JoVE-Enzyklopädie der Experimente
Neurowissenschaften
0 Aufrufe • 2:29 Min. • July 8th, 2025
Beginnen Sie mit einer Kulturschale mit befruchteten Zebrafischembryonen in einem Embryomedium.
Positionieren Sie die Schale unter einem Stereomikroskop und verwenden Sie eine Präparierzange, um das Chorion, die äußere Membran, die die Embryonen umgibt, zu entfernen.
Dadurch können die Embryonen dem umgebenden Medium ausgesetzt werden.
Übertragen Sie diese dechorionierten Embryonen in eine Schale, die Embryomedium mit einem Medikament enthält, das die Cholesterinsynthese hemmt, die für die Aufrechterhaltung der Integrität der Blutgefäße des Gehirns entscheidend ist.
Inkubieren Sie bei kontrollierter Temperatur, bis sich die Embryonen zu Larven entwickeln.
Im Laufe der Zeit dringt das Medikament in die sich entwickelnden Larven ein und hemmt die Cholesterinsynthese.
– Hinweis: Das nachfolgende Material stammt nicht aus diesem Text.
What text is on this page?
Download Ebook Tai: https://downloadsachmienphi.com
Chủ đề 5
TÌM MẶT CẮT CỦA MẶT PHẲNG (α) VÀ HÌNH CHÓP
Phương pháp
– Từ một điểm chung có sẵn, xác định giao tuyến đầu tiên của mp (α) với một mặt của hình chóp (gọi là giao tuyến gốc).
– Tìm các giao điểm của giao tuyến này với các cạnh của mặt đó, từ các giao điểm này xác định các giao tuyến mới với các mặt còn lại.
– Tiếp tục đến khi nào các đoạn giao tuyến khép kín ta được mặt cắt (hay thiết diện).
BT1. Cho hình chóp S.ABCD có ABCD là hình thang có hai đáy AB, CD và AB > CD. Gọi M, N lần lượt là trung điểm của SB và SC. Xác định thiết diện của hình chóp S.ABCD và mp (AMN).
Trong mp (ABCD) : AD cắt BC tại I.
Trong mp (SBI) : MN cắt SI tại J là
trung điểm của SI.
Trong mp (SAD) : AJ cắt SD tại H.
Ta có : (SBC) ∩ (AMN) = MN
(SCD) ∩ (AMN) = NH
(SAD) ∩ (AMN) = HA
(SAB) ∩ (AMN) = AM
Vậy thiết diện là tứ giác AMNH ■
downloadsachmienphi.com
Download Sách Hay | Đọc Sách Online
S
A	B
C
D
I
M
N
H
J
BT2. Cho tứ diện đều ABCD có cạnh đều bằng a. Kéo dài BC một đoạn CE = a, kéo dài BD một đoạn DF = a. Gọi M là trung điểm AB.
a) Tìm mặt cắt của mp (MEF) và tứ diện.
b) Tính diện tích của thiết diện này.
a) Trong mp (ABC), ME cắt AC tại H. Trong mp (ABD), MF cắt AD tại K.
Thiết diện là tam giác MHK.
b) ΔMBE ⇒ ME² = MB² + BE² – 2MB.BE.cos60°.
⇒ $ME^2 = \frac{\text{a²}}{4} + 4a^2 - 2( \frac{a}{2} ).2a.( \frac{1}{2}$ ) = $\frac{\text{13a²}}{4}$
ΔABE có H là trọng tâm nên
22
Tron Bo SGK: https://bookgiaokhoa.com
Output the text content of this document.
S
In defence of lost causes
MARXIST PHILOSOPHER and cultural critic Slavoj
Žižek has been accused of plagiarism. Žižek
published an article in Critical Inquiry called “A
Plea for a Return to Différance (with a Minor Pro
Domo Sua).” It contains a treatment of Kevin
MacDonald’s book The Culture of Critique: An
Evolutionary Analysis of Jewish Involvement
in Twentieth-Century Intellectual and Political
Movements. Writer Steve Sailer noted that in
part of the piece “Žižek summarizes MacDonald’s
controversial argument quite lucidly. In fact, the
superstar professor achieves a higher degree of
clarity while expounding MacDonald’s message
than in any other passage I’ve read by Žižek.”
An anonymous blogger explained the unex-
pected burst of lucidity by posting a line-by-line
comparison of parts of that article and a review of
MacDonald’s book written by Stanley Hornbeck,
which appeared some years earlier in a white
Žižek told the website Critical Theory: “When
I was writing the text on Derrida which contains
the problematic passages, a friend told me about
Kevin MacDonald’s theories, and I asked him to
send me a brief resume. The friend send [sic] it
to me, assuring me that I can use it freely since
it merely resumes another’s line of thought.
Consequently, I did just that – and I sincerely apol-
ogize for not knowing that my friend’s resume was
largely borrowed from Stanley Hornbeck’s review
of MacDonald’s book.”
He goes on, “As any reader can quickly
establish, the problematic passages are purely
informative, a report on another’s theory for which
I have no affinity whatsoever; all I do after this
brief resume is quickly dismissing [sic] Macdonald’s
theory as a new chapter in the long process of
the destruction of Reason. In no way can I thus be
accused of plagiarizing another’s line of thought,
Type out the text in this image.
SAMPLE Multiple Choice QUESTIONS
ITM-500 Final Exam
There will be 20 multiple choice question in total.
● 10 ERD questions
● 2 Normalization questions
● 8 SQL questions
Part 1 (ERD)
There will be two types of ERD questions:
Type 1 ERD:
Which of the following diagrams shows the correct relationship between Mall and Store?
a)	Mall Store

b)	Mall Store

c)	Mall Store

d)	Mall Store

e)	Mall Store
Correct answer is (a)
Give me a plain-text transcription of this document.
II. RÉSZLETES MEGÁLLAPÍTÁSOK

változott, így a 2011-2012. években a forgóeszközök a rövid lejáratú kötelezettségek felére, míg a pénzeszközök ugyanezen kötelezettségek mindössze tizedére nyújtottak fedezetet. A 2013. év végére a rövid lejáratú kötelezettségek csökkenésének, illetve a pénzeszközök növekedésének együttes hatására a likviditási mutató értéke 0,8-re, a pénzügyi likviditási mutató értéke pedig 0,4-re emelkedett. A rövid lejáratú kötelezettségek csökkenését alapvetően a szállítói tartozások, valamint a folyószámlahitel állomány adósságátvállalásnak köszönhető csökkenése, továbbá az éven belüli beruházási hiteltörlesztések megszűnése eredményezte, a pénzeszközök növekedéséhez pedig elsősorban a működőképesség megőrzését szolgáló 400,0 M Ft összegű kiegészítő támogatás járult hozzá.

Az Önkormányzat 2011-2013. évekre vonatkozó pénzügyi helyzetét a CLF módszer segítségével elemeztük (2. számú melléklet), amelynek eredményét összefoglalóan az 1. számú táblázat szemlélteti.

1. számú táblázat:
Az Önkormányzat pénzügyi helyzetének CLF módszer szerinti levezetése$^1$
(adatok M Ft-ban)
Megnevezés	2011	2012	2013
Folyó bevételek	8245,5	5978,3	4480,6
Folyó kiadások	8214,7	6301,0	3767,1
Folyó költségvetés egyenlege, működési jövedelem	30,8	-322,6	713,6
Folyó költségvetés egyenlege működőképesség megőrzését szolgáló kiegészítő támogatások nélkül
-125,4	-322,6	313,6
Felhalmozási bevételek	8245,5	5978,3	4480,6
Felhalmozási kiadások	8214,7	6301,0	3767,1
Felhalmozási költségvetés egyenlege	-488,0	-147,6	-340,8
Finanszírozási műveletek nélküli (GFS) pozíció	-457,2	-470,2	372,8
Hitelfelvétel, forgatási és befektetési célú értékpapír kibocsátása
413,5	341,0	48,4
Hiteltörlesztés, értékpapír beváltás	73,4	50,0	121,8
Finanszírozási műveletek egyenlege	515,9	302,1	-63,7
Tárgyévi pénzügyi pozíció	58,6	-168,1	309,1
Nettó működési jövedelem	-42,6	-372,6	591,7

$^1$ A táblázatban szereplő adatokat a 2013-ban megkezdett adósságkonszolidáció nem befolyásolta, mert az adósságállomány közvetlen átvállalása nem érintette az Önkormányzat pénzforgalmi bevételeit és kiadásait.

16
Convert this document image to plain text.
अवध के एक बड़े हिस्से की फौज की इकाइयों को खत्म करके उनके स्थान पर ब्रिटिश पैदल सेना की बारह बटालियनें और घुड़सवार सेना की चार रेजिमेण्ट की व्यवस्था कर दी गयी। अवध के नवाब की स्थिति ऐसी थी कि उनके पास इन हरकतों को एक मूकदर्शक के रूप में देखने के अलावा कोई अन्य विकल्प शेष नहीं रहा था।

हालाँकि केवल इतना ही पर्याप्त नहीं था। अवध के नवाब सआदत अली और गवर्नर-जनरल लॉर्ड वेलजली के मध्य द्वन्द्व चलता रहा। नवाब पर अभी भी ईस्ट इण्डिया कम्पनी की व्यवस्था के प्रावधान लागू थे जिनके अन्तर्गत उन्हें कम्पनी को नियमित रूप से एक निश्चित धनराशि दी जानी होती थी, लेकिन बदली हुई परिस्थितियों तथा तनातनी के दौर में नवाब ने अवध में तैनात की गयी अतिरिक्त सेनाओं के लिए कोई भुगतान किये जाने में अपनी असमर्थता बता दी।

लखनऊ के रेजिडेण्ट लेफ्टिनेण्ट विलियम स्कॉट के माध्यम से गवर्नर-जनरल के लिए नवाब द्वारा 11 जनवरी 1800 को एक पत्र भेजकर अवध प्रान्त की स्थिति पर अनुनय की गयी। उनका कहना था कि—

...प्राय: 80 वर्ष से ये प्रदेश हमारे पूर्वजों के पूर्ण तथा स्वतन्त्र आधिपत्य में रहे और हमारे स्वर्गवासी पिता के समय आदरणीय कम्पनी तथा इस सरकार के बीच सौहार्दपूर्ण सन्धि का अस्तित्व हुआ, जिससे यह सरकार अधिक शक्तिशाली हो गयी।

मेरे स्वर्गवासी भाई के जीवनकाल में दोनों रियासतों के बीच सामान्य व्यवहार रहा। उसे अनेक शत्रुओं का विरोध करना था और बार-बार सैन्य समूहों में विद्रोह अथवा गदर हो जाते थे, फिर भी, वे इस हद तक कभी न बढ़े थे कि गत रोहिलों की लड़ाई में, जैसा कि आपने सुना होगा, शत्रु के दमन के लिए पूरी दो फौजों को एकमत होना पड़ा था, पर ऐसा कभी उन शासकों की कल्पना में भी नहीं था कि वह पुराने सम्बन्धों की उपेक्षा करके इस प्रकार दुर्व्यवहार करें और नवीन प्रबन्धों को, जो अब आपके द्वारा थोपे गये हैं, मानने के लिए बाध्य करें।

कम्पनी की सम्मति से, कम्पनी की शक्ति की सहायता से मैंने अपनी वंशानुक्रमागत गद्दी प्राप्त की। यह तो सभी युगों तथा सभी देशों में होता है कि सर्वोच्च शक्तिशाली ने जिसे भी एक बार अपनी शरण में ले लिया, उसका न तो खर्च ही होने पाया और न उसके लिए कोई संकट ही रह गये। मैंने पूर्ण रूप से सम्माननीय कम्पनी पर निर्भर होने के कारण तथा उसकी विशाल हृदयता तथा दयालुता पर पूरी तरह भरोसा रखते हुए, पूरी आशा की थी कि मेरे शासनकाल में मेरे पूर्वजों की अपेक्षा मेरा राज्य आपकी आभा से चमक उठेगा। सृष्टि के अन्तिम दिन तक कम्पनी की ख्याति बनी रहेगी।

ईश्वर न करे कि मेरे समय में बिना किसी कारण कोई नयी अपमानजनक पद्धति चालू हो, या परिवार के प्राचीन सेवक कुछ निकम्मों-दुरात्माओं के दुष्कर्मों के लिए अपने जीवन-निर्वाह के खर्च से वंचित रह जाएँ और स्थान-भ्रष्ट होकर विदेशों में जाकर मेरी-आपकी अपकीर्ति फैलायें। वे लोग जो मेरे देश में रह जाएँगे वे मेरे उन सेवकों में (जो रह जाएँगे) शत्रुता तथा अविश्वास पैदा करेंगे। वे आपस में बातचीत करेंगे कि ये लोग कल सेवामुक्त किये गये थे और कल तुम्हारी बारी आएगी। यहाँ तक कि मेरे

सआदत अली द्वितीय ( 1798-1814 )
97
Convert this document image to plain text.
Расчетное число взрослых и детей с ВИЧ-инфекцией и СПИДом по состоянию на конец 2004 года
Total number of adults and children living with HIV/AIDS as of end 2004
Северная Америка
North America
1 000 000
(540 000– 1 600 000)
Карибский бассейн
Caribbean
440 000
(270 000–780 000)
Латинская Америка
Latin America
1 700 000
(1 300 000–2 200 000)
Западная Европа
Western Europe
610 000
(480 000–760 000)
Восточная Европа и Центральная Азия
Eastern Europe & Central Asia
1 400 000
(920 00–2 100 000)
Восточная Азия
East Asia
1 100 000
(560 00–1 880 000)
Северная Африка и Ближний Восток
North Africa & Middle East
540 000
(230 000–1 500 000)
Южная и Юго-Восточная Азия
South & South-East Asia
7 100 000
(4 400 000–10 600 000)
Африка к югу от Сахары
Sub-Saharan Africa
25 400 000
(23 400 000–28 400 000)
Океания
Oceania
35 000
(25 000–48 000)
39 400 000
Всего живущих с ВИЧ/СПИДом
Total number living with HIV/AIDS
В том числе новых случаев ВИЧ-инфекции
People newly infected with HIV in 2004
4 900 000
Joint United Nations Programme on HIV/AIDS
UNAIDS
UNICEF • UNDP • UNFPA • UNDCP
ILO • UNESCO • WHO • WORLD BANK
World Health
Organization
Cholesterinmangel schwächt die Blutgefäße des Gehirns, wodurch sie platzen und Blut in das Gehirn austreten, wodurch hämorrhagische Flecken entstehen.
Beobachten Sie die Larven unter einem Stereomikroskop.
Trennen Sie die hämorrhagischen Larven mit deutlichen roten Flecken von einer nicht-hämorrhagischen Population.
Übertragen Sie diese hämorrhagischen Larven für weitere Studien in eine neue Schale.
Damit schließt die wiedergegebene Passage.